Como lidar com as dores de uma desilusão amorosa? Para os personagens do espetáculo O Jogo do Amor e da Morte – um homem e uma mulher que se encontram ao acaso -, a solução para expiar as frustrações de seus relacionamentos rompidos é embarcar num conjunto de situações lúdicas inspiradas em obras literárias relacionadas a amores frustrados e abandonos. Só que o acordo entre os dois vai resultar em um sentimento com prazo para terminar.
Numa praia, fragilizado, o tal homem chora pela perda de um amor e é abordado por essa mulher, de intensos olhos azuis, que também começa a chorar. Em comum, ambos carregam a experiência de um rompimento traumático. Ele, então, propõe contratá-la para que faça companhia a ele por cinco noites – em cada uma delas, colocam o jogo em prática. A regra principal é que ela não deve fazer perguntas a seu respeito.
“A ideia era que esses personagens passassem por um movimento de purgação, de aprofundamento das dores. A única diferença é que enquanto o personagem feminino vai em direção à superação, ele vai na direção contrária, mira sempre o fundo do poço”, comenta o ator e diretor Eliseu Paranhos sobre a sua criação.
Paranhos, que já integrou a Cia. Pessoal do Faroeste, escreveu o texto para ser encenado por sua mulher, a atriz Juliana Fagundes.
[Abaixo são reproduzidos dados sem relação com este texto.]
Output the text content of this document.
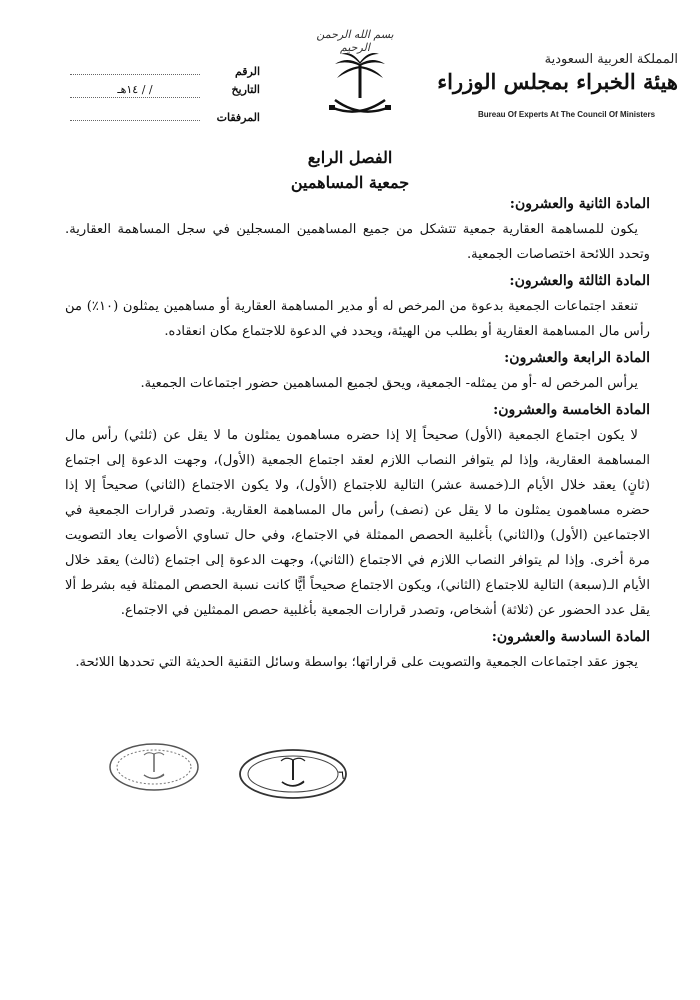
بسم الله الرحمن الرحيم
المملكة العربية السعودية
هيئة الخبراء بمجلس الوزراء
Bureau Of Experts At The Council Of Ministers
الرقم
التاريخ
/ / ١٤هـ
المرفقات
الفصل الرابع
جمعية المساهمين

المادة الثانية والعشرون:

يكون للمساهمة العقارية جمعية تتشكل من جميع المساهمين المسجلين في سجل المساهمة العقارية. وتحدد اللائحة اختصاصات الجمعية.

المادة الثالثة والعشرون:

تنعقد اجتماعات الجمعية بدعوة من المرخص له أو مدير المساهمة العقارية أو مساهمين يمثلون (١٠٪) من رأس مال المساهمة العقارية أو بطلب من الهيئة، ويحدد في الدعوة للاجتماع مكان انعقاده.

المادة الرابعة والعشرون:

يرأس المرخص له -أو من يمثله- الجمعية، ويحق لجميع المساهمين حضور اجتماعات الجمعية.

المادة الخامسة والعشرون:

لا يكون اجتماع الجمعية (الأول) صحيحاً إلا إذا حضره مساهمون يمثلون ما لا يقل عن (ثلثي) رأس مال المساهمة العقارية، وإذا لم يتوافر النصاب اللازم لعقد اجتماع الجمعية (الأول)، وجهت الدعوة إلى اجتماع (ثانٍ) يعقد خلال الأيام الـ(خمسة عشر) التالية للاجتماع (الأول)، ولا يكون الاجتماع (الثاني) صحيحاً إلا إذا حضره مساهمون يمثلون ما لا يقل عن (نصف) رأس مال المساهمة العقارية. وتصدر قرارات الجمعية في الاجتماعين (الأول) و(الثاني) بأغلبية الحصص الممثلة في الاجتماع، وفي حال تساوي الأصوات يعاد التصويت مرة أخرى. وإذا لم يتوافر النصاب اللازم في الاجتماع (الثاني)، وجهت الدعوة إلى اجتماع (ثالث) يعقد خلال الأيام الـ(سبعة) التالية للاجتماع (الثاني)، ويكون الاجتماع صحيحاً أيًّا كانت نسبة الحصص الممثلة فيه بشرط ألا يقل عدد الحضور عن (ثلاثة) أشخاص، وتصدر قرارات الجمعية بأغلبية حصص الممثلين في الاجتماع.

المادة السادسة والعشرون:

يجوز عقد اجتماعات الجمعية والتصويت على قراراتها؛ بواسطة وسائل التقنية الحديثة التي تحددها اللائحة.

٦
Casados há 12 anos, é a primeira vez que os dois trabalham juntos em uma montagem adulta. “A gente também aprofunda a nossa relação pessoal, passando por um processo desse”, diz Juliana.
Primeiramente, Paranhos não iria atuar no espetáculo, mas o ator escalado não pôde continuar no projeto. No final, ele mesmo teve de interpretar as próprias memórias e obsessões que, como qualquer autor, colocou no papel. “O legal de estar mexendo nessas feridas agora é saber que elas foram muito bem cuidadas, estão cicatrizadas”, afirma. “Fazer um personagem com as emoções à flor da pele o tempo todo é uma coisa muito perigosa. E tenho a pretensão de achar que nós chegamos a um bom termo”, considera.
Mais do que as vivências pessoais do casal ali misturadas na ficção, o mote da peça são as referências literárias sobre relacionamentos interrompidos. Paranhos define o texto como um pastiche, mesclando essas obras. A própria trama inicial – o encontro entre um homem e uma mulher que sofrem por amor e criam uma ligação entre si – é inspirada no livro Olhos Azuis, Cabelos Pretos, de Marguerite Duras. O barulho do mar que perpassa toda a encenação também é uma citação a esse trabalho da escritora francesa.
Na terceira noite, por exemplo, o jogo consiste em interpretar Carlos Eduardo e Maria Eduarda, personagens de Os Maias, do autor português Eça de Queiroz, que se apaixonam e descobrem serem irmãos. Já no derradeiro encontro entre o homem e a mulher, o tema morte vem à tona com a trágica história de um triângulo amoroso retratado em Giovanni, do romancista americano James Baldwin, cujo manuscrito inacabado Remember This House serviu de base para o documentário Eu Não Sou Seu Negro, de Raoul Peck, indicado para o Oscar da categoria neste ano.
No texto da peça, há ainda citações à banda Legião Urbana, na canção La Maison Dieu, e ao dramaturgo alemão Bertolt Brecht, em Galileu Galilei.
A encenação de O Jogo do Amor e da Morte foi concebida para ocorrer em um antigo casarão da família de Juliana. Na antessala da construção, que fica em frente do Instituto Biológico, na Vila Mariana, zona sul de São Paulo, e é datada da década de 1940, o formato do batente remete a uma tela de cinema. Acomodado logo em frente dali, o público – de apenas 20 pessoas por apresentação – fica a poucos passos do cenário, que utiliza a mobília do próprio lugar.
Funcionando como consultório médico do pai da atriz durante a semana, o local abriga o espetáculo nos fins de semana, mas a dupla pensa, mais adiante, em estender a programação também para a segunda-feira. Sem apoio de nenhuma lei de incentivo ou outro tipo de financiamento, a produção foi realizada com recursos próprios do casal e a ajuda de colaboradores.
As informações são do jornal O Estado de S. Paulo.